Despite controversy about political bias on social networking sites, Gower claims to be a non-voter on the grounds of impartiality, stating:
People ask all the time do I vote, and I just don't, because I like to be independent as possible. I understand a lot of other journalists here can vote and personally I think that's fine. And being fair to both sides is important, and always giving a fair go to everyone and letting them have their say is absolutely crucial. Ultimately the best guard against bias is just by doing the best stories in the best way that you can. If you’re following the news then you never have to worry about being biased.

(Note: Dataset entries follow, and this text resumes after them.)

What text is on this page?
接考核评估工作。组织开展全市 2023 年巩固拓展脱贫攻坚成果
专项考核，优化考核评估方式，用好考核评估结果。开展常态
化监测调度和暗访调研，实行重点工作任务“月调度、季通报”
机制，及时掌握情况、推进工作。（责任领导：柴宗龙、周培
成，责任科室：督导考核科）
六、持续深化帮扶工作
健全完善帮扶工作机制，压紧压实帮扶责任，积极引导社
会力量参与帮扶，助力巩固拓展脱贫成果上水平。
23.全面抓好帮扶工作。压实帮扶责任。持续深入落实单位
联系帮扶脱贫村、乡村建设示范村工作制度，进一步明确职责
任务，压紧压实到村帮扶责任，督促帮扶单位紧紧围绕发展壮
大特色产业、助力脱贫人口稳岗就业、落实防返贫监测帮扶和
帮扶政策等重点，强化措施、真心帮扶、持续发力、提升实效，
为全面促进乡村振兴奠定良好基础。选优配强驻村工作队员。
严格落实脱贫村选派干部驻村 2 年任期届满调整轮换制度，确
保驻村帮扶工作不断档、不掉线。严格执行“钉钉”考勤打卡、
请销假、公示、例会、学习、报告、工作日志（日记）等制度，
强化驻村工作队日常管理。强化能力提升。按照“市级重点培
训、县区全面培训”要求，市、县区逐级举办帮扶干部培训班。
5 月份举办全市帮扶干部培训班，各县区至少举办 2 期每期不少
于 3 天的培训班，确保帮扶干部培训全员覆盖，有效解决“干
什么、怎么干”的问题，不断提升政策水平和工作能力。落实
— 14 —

In 2018, after five years as Newshub's political editor, he shifted roles to become its national correspondent. He maintained this role until Newshub’s closure in 2024.

On 20 August 2024, Stuff announced the hiring of Gower for its news operations.

In mid 2024, Radio New Zealand hired Gower as an occasional host. Gower hosted the King's Birthday programming and filled in for Kathryn Ryan on RNZ National's "Nine to Noon" programme. Gower also co-hosted the summer edition of RNZ National's "Morning Report" for two weeks in January 2025.

===Viral skit===
On 18 August 2014, Gower appeared in a skit by the University of Auckland Law School’s comedy revue, presenting a live report for 3 News in the campus’s library. In the skit, a library-goer stands up and says, "This is a fucking library!", to which Gower replies, "This is the fuckin' news." A remix of the video posted in December later went viral. He recreated the video in the same location as part of the announcement of his hiring by Stuff ten years later, with the profanity bleeped out.

=== Cannabis documentary ===
In 2019, Gower featured in a two part documentary series Patrick Gower: On Weed where he explored issues related to medicinal and recreational cannabis before the 2020 New Zealand cannabis referendum. The documentary, produced by Three and funded by NZ on Air, was filmed in New Zealand and the United States. A final third episode was released in September 2020, in advance of the referendum which had been delayed due to the COVID-19 pandemic.

===They Are Us script===
In July 2021, Gower broke the story on a leaked draft script of the controversial They Are Us movie, which was based on the Christchurch mosque shootings. The proposed script was criticised by members of the New Zealand Muslim community as well as several politicians including National Party leader Simon Bridges, ACT Party David Seymour, and Deputy Prime Minister Winston Peters for its depiction of graphic violence, exploitation of the tragedy for commercial gain, and historical inaccuracies of the events relating to the mosque shootings. Gower was emotionally affected by the script and called upon the film's director and writer Andrew Niccol to withdraw from the film production.

Later in the year, Gower presented a ThreeNow documentary on the shootings, Patrick Gower on Hate, which centred on the victims' viewpoints.

==Personal life==
Gower lives in Wellington and has two children.

Gower struggled with alcoholism as revealed in his ThreeNow documentary Patrick Gower: On Booze. Since December 2021, he has been on a journey of sobriety.